Synthesis and antibacterial activity of immobilized quaternary ammonium salts

Quaternary ammonium salts were immobilized on hydrophilic gels based on sucrose methacrylates (SM) and tested for their antibacterial properties. The cross-linked polymers were prepared by copolymerization of monomer–SM mixtures with 4-vinylpyridine and subsequent quaternization with 1-bromoctane and 1-bromoctadecan and by esterification of SM gels with 3-pyridine carboxylic acid chloride and quaternization.

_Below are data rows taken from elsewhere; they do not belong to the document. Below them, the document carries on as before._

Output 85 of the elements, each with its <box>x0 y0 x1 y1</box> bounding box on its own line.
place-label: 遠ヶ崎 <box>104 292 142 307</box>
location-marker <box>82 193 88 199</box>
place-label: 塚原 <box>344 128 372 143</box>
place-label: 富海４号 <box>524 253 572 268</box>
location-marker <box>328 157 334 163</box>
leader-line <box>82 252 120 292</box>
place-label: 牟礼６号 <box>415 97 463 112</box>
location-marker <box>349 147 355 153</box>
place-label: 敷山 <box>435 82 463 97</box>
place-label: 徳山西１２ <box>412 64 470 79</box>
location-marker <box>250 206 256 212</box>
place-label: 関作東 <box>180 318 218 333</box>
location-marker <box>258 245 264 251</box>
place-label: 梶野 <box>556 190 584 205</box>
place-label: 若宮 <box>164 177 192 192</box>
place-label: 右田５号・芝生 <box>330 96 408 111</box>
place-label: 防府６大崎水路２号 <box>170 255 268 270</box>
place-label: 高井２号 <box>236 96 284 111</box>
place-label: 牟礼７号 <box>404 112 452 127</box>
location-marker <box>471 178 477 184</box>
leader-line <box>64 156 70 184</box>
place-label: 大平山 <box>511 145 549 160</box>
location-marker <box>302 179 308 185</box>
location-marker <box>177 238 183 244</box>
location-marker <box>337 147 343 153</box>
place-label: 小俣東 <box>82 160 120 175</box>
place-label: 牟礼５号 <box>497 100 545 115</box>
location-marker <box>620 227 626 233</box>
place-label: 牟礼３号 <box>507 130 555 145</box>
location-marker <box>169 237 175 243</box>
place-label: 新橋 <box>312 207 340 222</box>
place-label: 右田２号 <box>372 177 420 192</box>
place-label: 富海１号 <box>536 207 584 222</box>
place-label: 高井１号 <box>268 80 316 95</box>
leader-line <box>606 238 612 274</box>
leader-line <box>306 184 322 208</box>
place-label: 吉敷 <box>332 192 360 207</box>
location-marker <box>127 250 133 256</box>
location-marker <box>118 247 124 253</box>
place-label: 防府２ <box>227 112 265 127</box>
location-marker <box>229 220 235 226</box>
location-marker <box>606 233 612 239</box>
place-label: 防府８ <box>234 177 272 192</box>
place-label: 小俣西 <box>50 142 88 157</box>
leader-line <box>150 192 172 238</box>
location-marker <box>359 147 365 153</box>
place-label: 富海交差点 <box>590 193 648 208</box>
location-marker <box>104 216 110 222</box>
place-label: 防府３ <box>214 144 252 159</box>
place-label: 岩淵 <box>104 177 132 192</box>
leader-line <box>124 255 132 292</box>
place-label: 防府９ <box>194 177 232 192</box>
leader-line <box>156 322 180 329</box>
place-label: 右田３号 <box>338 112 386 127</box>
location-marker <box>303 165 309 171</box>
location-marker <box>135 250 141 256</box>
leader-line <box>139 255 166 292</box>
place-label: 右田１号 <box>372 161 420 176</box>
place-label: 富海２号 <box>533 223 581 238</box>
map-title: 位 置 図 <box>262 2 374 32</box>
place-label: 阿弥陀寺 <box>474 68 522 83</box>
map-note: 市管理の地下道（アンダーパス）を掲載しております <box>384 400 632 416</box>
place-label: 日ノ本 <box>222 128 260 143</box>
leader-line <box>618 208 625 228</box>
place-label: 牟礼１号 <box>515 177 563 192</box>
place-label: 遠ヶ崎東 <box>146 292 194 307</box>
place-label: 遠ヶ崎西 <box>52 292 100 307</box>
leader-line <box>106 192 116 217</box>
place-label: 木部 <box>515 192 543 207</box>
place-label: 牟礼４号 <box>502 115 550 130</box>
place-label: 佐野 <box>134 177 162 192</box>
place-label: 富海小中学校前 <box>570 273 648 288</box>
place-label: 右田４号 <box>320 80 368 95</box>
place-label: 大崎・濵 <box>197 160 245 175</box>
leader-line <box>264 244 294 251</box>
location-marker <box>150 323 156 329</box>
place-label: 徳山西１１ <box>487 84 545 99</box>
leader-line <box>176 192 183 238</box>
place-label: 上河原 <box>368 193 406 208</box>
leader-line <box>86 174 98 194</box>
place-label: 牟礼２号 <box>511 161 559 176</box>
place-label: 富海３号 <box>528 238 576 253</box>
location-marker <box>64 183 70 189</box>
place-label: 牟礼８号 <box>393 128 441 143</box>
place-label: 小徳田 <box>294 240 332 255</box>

In addition, immobilized quaternary salts bonded by hydrophobic as well as by hydrophilic spacers were synthesized by esterification of SM gels with 11-bromundecanoic acid chloride and the tetraethylene glycol-based acid chloride 13c , respectively, and subsequent reaction of the halogen-substituted gels with tertiary amines. Suspension tests for antibacterial properties of the immobilized bactericides against Escherichia coli, Staphylococcus aureus, and Micrococcus luteus demonstrated high activity of the quaternary salts bonded by the hydrophobic spacer. Advantageously, these insoluble bactericides can be applicated without contamination of the substrate; they can be removed easily and used repeatedly. © 1994 John Wiley & Sons, Inc.